This morning, as my cousin led the congregation in Kedusha, I couldn’t help but think of our great-grandfather Yehoshua Binyamin Yudin, Zichrono l’vracha.
My great-grandfather passed away while his children were still very young. Two years later, exactly eighty years ago today, my widowed great-grandmother returned to the cemetery to bury her son Avigdor.
I am sure that it was a very dark and bleak day for my great-grandmother. Surrounded as they were by assimilation, poverty, and sorrow, there was no way that anyone could have foreseen the beautiful generations of pious Jews that would come forth from the surviving children.
At lunch, I spoke in honor of the Bar Mitzvah of Michael and Isaac (“Mike & Ike”) Brooke, fourth generation Norfolkians. I shared with them the sentiment of most Bar Mitzvah boys who believe that life will be an upwardly mobile adventure toward uninterrupted success and holiness.
I told them that, unfortunately, this simply will not be the case. In Ezekiel’s vision, when he saw the Merkava, he beheld that the angels were dashing back and forth. Rashi explains that the angels run eagerly toward G-d’s presence, only to be thrown back because the holiness is too awesome for them to handle. The angels approach G-d again and again but each time they recoil in awe.
The Reishis Chochma explains that this is the reason behind the custom that we have to rise on our toes as we say “Kadosh, Kadosh, Kadosh”. We are mimicking the angels who repeatedly approach and recede from Hashem’s glory as they cry out “ Kadosh”.
How do the angels do it? How can they deal with the constant cycle of growths and setbacks without becoming weary and giving up?
I believe that the answer to this question also lies in Kedusha. The prophet Isaiah observed that before approaching G-d, the angels call out to one another. They cooperate and work together to praise G-d. Rashi explains that if they angels were not unified, they would not be able to rise toward G-d’s presence for even a fleeting moment.

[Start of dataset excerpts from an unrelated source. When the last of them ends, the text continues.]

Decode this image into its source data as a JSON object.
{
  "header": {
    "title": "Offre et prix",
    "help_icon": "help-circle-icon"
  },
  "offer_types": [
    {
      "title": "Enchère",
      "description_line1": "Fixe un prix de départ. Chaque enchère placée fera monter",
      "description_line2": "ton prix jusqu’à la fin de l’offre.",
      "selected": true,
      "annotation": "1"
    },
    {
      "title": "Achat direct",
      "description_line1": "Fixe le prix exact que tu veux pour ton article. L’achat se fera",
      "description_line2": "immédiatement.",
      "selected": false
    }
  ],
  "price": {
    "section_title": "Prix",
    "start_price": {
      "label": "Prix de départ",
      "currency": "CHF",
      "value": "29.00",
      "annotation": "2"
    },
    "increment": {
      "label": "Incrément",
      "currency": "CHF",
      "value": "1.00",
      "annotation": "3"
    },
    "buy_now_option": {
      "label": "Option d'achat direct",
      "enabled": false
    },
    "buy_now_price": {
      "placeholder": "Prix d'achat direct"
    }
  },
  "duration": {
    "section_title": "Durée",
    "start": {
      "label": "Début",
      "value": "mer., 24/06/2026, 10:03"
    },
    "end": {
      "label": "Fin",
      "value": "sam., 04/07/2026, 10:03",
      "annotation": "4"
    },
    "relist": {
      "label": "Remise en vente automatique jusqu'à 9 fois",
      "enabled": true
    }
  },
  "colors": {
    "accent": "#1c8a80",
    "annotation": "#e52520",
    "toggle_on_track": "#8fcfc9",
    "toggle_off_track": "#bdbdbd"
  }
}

Even an angel experiences setbacks, and even an angel cannot rise up from those setbacks on his own. Humans experience growths and setbacks, but by working together we can rise up to grow another day.
One of the best pieces of advice that I ever got was before I left home for Yeshiva. I was leaving Australia for the United States and I was prepared for a new, perfect life in which I would never do anything wrong. My rebbe at the time (R’ Kaddish Rubinfeld) reminded me of one inevitable fact: my Yetzer Hora would be joining me on the trip to America. He recommended that I find myself some good friends, because who we are is largely a result of the friends that we have and the people that surround us.

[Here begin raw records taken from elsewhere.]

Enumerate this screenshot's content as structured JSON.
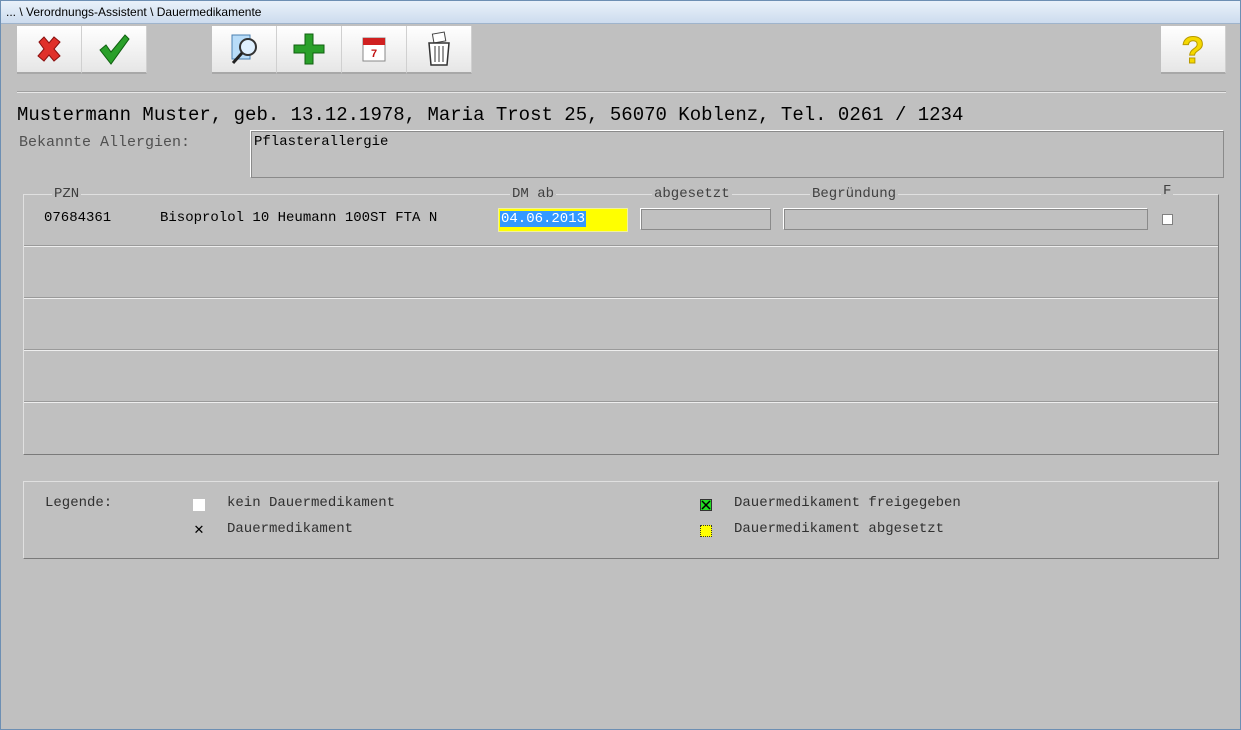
{
  "window": {
    "title": "... \\ Verordnungs-Assistent \\ Dauermedikamente"
  },
  "toolbar": {
    "cancel_icon": "red-x-icon",
    "confirm_icon": "green-check-icon",
    "search_icon": "magnifier-icon",
    "add_icon": "green-plus-icon",
    "calendar_icon": "calendar-icon",
    "calendar_day": "7",
    "delete_icon": "trash-can-icon",
    "help_icon": "yellow-question-icon",
    "help_glyph": "?"
  },
  "patient": {
    "line": "Mustermann Muster, geb. 13.12.1978, Maria Trost 25, 56070 Koblenz, Tel. 0261 / 1234"
  },
  "allergies": {
    "label": "Bekannte Allergien:",
    "value": "Pflasterallergie"
  },
  "table": {
    "columns": {
      "pzn": "PZN",
      "dm_ab": "DM ab",
      "abgesetzt": "abgesetzt",
      "begruendung": "Begründung",
      "f": "F"
    },
    "rows": [
      {
        "pzn": "07684361",
        "name": "Bisoprolol 10 Heumann 100ST FTA N",
        "dm_ab": "04.06.2013",
        "abgesetzt": "",
        "begruendung": "",
        "f": false
      }
    ]
  },
  "legend": {
    "title": "Legende:",
    "items": [
      {
        "label": "kein Dauermedikament",
        "symbol": "white-square"
      },
      {
        "label": "Dauermedikament",
        "symbol": "black-x",
        "glyph": "✕"
      },
      {
        "label": "Dauermedikament freigegeben",
        "symbol": "green-square-x"
      },
      {
        "label": "Dauermedikament abgesetzt",
        "symbol": "yellow-square-dotted"
      }
    ]
  },
  "colors": {
    "background": "#c0c0c0",
    "highlight": "#ffff00",
    "selection": "#3399ff"
  }
}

I reminded the Brooke Brothers that, while being a twin is challenging, they had the constant advantage of a permanent good friend. By working together they would be able to constantly grow to overcome challenges and to rise higher and higher in holiness.
Getting back to my great-grandmother, Henna Rivka Yudin, I wish I could go back in time to comfort her and her children as they sat shiva for their son and siblings. I wish I could show them the dozens of frum families that they would produce (three branches of whom live right here in Norfolk!) and the Torah that would be studied and taught by their descendants. The Yudin clan experienced an irrevocably tragic setback with the death of my great-uncle, but that shouldn’t (and didn’t) stop them from continuing to raise generations of Jews that would cherish, preserve, and respect the Torah that they sacrificed so much to learn and keep.
When Reb Michoel Ber Weissmandel emerged from the holocaust, he had lost his wife and five children. He remarried, and he and his wife Leah bore five more children. They named each of their American-born sons after one of the sons who had perished in the war. At the Bris of the fifth (or actually tenth) child Rabbi Weissmandel tearfully referenced the first words of Kedusha: Nekadeish es Shimcha ba’olam… We will sanctify G-d’s name in this world, just as His name is being sanctified in the upper worlds.
By saying and spreading Kedusha here on earth, we have the ability to emulate, generate and recreate the holiness cherished and desired by those who are in heaven.
We need to work together to emulate the angels as they eagerly rise up again and again striving toward higher and higher goals. We may experience setbacks now, but if we hold out to the end we will witness nachas, fulfillment, and a sense of holiness that never fades away.